On fait toujours un peu vieillir mais c’est sur du court terme. On peut avoir des 2015 et des 2016, j’ai également acheté pas mal de 2018 chez Château Talbot parce que c’était une grosse année.
Ils ne sont pas présentés à la cave, mais on les a, on les vend si on a la demande mais on ne les présente pas parce qu’on a volontairement envie de les proposer sur le marché qu’au bout de 5-6 ans. Les garder plus longtemps ne serait commercialement pas rentable. Enfin pas TRÈS rentable.

Parmi les multitudes de possibilités dans le vignobles bordelais, comment faites-vous votre sélection ? 

Bouteilles de Château Talbot

C’est assez simple. Le marché bordelais c’est vraiment le marché où on a pas besoin d’être curieux.
On prend 1855, on regarde les vins qui ont la côte (pas financière) et on sélectionne parmi ceux la. Même s’ il y a des exceptions, on sait par exemple qu’un Beychevelle ou un Pontet Canet sont des vins qui ont vu leur prix s’envoler.
Le client bordelais veut des étiquettes. Attention, les étiquettes sont bonnes, peut-être qu’on les surpaye un peu, mais le marché bordelais c’est comme ça. 
Si le client veut du Château Talbot, vous aurez beau lui expliquer que cet autre vin là vaut 2 fois moins cher et qu’il est tout aussi bon, ça ne sert à rien. Il veut du Talbot. Et s’ il n’en trouve pas chez vous, il ira ailleurs.
Dans les grandes lignes, si on regarde parmi toutes les références de bordeaux (il doit y’en avoir 150), n’importe quel amateur en connait, je pense, 95%.
Évidemment, il y a pleins de nouveaux vignerons talentueux, mais ils se retrouvent contre les 150 grands châteaux et les clients veulent uniquement ce qu’il connaissent.

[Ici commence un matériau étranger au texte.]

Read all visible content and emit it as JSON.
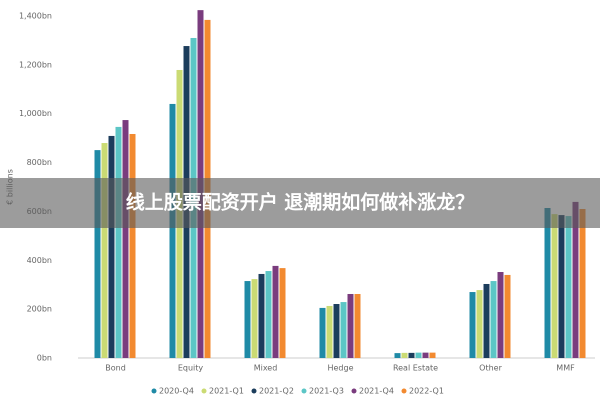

Il est donc très difficile de faire rentrer de nouvelles références ?  Vous avez déjà essayé ? 

Oui c’est très difficile !
On a déjà joué le jeu mais on passe notre temps à pousser la référence, et malgré ça, après avoir dégusté, les clients n’ont pas envie d’y revenir.
Souvent les amateurs de bordeaux font des achats un peu traditionnels et s’en contentent. Ce n’est pas une question de budget, même si vous leur proposez une référence moins chère, ils vont vous répondre “moi je vous parle pas de budget, votre Talbot est à un prix correct, je le prends” 

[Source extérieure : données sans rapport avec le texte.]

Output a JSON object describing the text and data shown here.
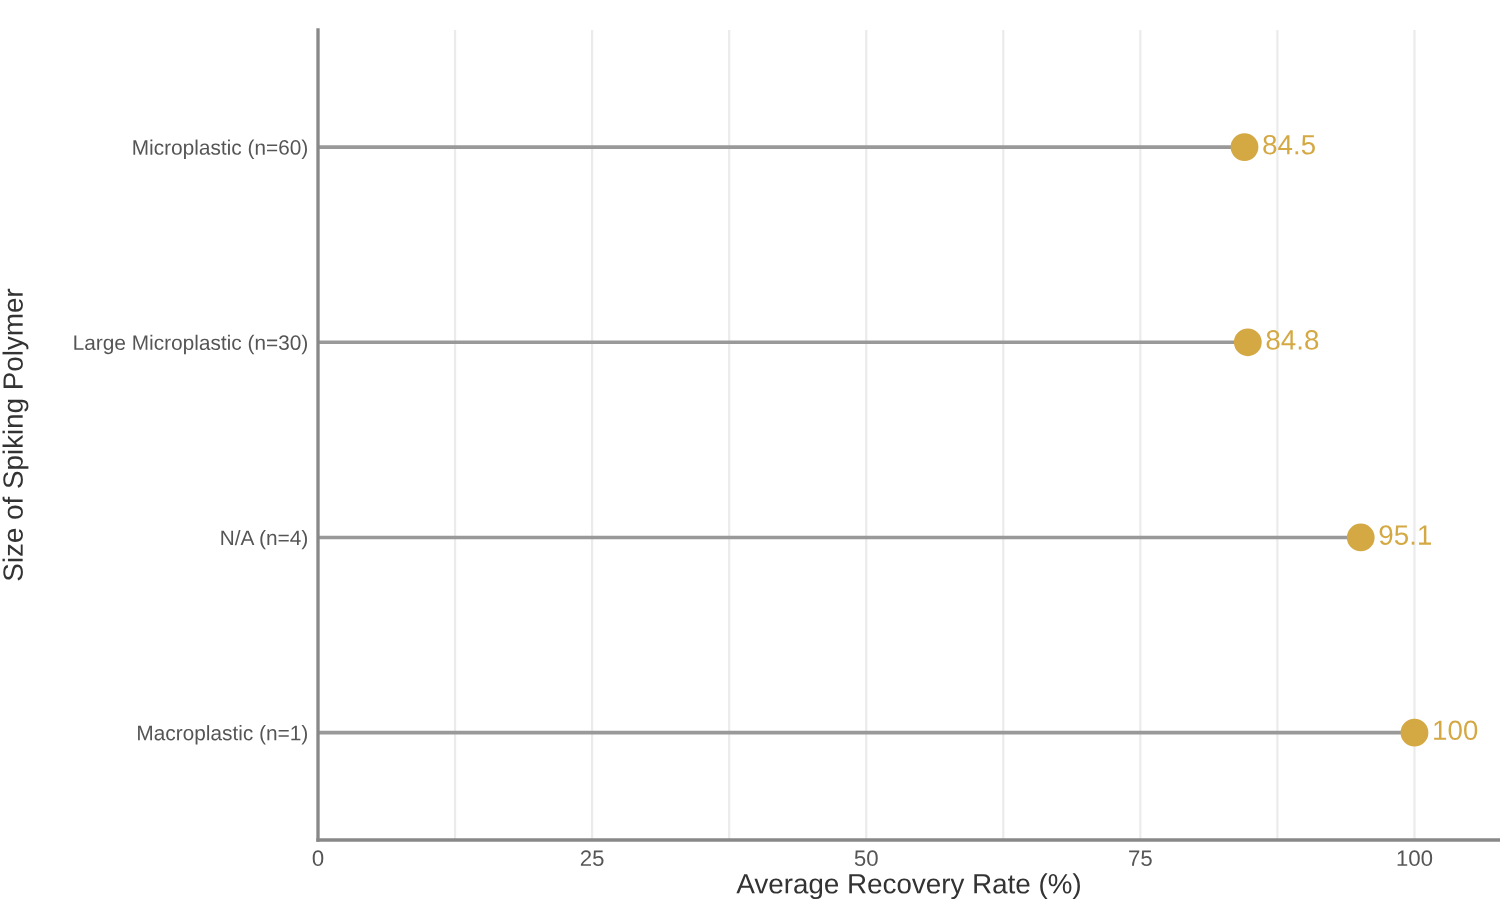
{
  "chart_data": {
    "type": "lollipop",
    "orientation": "horizontal",
    "xlabel": "Average Recovery Rate (%)",
    "ylabel": "Size of Spiking Polymer",
    "categories": [
      "Microplastic (n=60)",
      "Large Microplastic (n=30)",
      "N/A (n=4)",
      "Macroplastic (n=1)"
    ],
    "values": [
      84.5,
      84.8,
      95.1,
      100
    ],
    "color": "#d4a843",
    "xlim": [
      0,
      107.8
    ],
    "xticks": [
      0,
      {
        "value": 12.5,
        "label": null
      },
      25,
      {
        "value": 37.5,
        "label": null
      },
      50,
      {
        "value": 62.5,
        "label": null
      },
      75,
      {
        "value": 87.5,
        "label": null
      },
      100
    ],
    "grid": "x",
    "marker": "circle",
    "data_labels": true,
    "legend": false
  }
}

On a pu remarquer que les vins de bordeaux n’avaient plus trop la côte par rapport aux autres régions, vous avez également senti ce désintéressement ? 

C’est vraiment le point névralgique de Bordeaux; ils se sont tirés une balle dans le pied en privilégiant l’export depuis des années et en délaissant le marché français. Depuis quelques années, les marchés export changent et les tendances aussi. En Chine, ils veulent boire du Bourgogne, les Américains aussi. De plus, en s’éduquant, les étrangers ont bien compris que le luxe (les bouteilles à plus de 150€ sont considérées comme du luxe) c’est la rareté. 
C’est ce qu’on trouve en Bourgogne, avec les climats, les petites productions, les aléas climatiques et ce n’est pas le cas de Bordeaux.
D’ailleurs, exemple intéressant: il y a 10 ans, les étiquettes de Mouton indiquaient encore le nombre de bouteilles produites, ils étaient fiers d’annoncer leurs 392 000 bouteilles.
Mais maintenant ça a complètement disparu ! Évidemment, ils ne communiquent plus du tout là-dessus car écouler 400 000 bouteilles à 800€ c’est tout sauf un privilège !
Le marché Bordelais est également en berne à cause de leur manière de fonctionner en primeur, c’est-à-dire de monter les prix de façon supérieure aux prix du marché, il y a donc une cassure qui s’est produite sur le millésime 2010.
De mémoire, le Château Margaux est sorti aux alentours de 1000€ la bouteille, aujourd’hui on peut racheter une bouteille de Margaux 2010 autour de 550€, poussivement.
Donc, quand les investisseurs (parce qu’il ne faut pas se le cacher, c’était bien de l’investissement) placent de l’argent dans du bordeaux, mais que les bouteilles perdent 50% de leur valeur 10 ans après, plus personne ne veut acheter du Margaux. 
Malgré ça, Bordeaux continue de vendre très cher, même si depuis 2012 les prix ont baissé. Un Château Margaux sort depuis, en primeur, autour de 600€, on est donc revenu sur des ratios à peu près raisonnables
Je suis convaincu que Bordeaux se tire une balle dans le pied avec cette politique de prix. Mais je suis également convaincu que les châteaux ont engrangé tellement d’argent que ça leur permet de pouvoir, plutôt que de dévaluer le prix de leur bouteille, déclasser leur 1er vin sans le dire et l’intégrer dans un 3eme vin plutôt que de le mettre dans la poubelle. 
Lorsque les bordelais construisent un nouveau chai, c’est uniquement une question de place, ils ont besoin de stocker leurs quantités produites qui sont stratosphériques !
Et on le voit bien, de toutes les régions viticoles françaises, Bordeaux est le seul endroit où ils ont autant de profondeur sur les millésimes.
On peut aisément remonter jusque dans les années 90. Si on appelle Duclot et qu’on leur demande 120 bouteilles d’un millésime particulier, je suis sûr qu’ils sont capables de les fournir tellement il y a du jus !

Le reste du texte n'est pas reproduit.